JP: Yeah, they do extraordinary things.  Extraordinary things.  Jeremy had never even been to a rock show before, so this was almost like I was guiding him through his first acid trip.  Because they’re a shudderingly intense kind of live proposition.  I mean, the light show alone is a battery of sensations.  And Jeremy said, “Do you think this is a violent experience? Do you think the crowd is violent?” And I said, “No, I think this is actually a very loving experience.  I think the crowd is very grateful because they’re getting exactly what they want.”  And maybe that is kind of playing it right.  But also, it has to go beyond.  It has to achieve this level that only the very best band can—

CR: A technical level?

JP:  Well, the ideal is a simultaneity, like a marriage, between the ultimate technical ability and the thing that you’re trying to express, right?

CR: The technical escalation is enabling new ways to make emotional meaning.

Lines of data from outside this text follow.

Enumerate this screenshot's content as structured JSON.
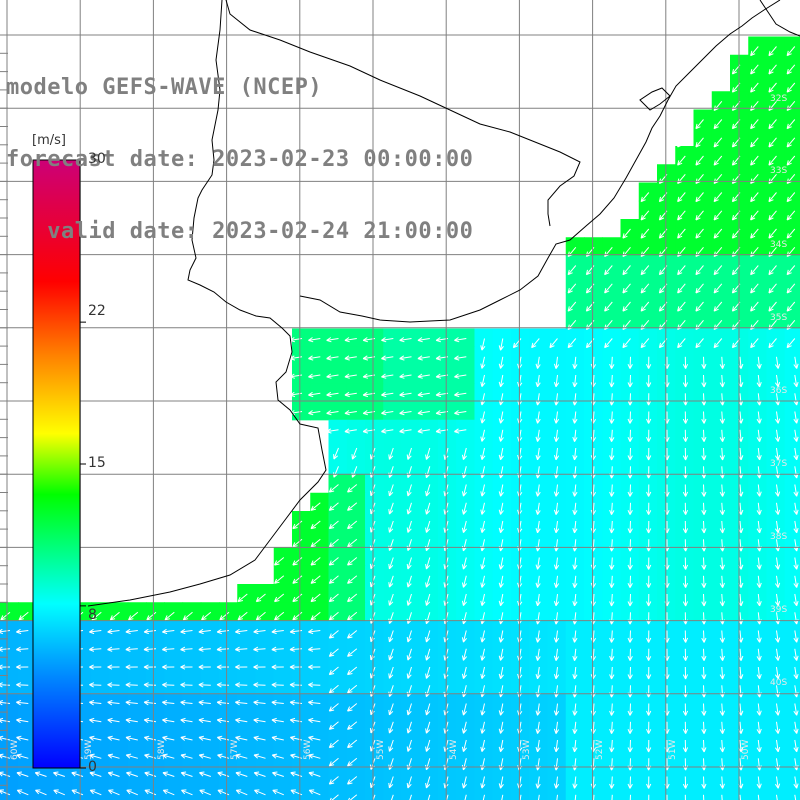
{
  "title": {
    "line1": "modelo GEFS-WAVE (NCEP)",
    "line2": "forecast date: 2023-02-23 00:00:00",
    "line3": "   valid date: 2023-02-24 21:00:00"
  },
  "colorbar": {
    "unit": "[m/s]",
    "ticks": [
      "30",
      "22",
      "15",
      "8",
      "0"
    ],
    "tick_values": [
      30,
      22,
      15,
      8,
      0
    ],
    "min": 0,
    "max": 30,
    "colors": [
      "#0000ff",
      "#0088ff",
      "#00ffff",
      "#00ff00",
      "#ffff00",
      "#ff8000",
      "#ff0000",
      "#cc0077"
    ]
  },
  "map": {
    "land_color": "#ffffff",
    "coastline_color": "#000000",
    "grid_color": "#808080",
    "arrow_color": "#ffffff",
    "lat_labels": [
      "32S",
      "33S",
      "34S",
      "35S",
      "36S",
      "37S",
      "38S",
      "39S",
      "40S"
    ],
    "lon_labels": [
      "60W",
      "59W",
      "58W",
      "57W",
      "56W",
      "55W",
      "54W",
      "53W",
      "52W",
      "51W",
      "50W"
    ]
  },
  "chart_data": {
    "type": "heatmap",
    "variable": "wind speed with direction arrows",
    "unit": "m/s",
    "value_range": [
      0,
      30
    ],
    "regions": [
      {
        "region": "coast north of Rio de la Plata / Uruguay coast",
        "speed": 12,
        "direction": "from NE"
      },
      {
        "region": "Rio de la Plata estuary",
        "speed": 10,
        "direction": "from E"
      },
      {
        "region": "open ocean center",
        "speed": 8,
        "direction": "from NNE"
      },
      {
        "region": "off Buenos Aires province coast near 37-38S",
        "speed": 12,
        "direction": "from NE"
      },
      {
        "region": "southwest ocean 39-40S",
        "speed": 5,
        "direction": "from E/N"
      }
    ]
  }
}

JP: Yes, quite right.  I think Meshuggah, in particular, are conjuring this complete other world of oppression and domination and alien-ness and at-home-ness and strangeness and familiarity that not many bands can manage.  The escalation is going somewhere.

Charles Farrell has spent his professional life moving between music and boxing, with occasional detours.  His book (Lowlife): A Memoir of Jazz, Fight-Fixing, and The Mob, will be published in July, 2020.

James Parker is a staff writer at The Atlantic and the editor of The Pilgrim, a literary magazine from the homeless community of downtown Boston.

Carlo Rotella‘s latest book is The World Is Always Coming to an End: Pulling Together and Apart in a Chicago Neighborhood.  He is a professor of English at Boston College.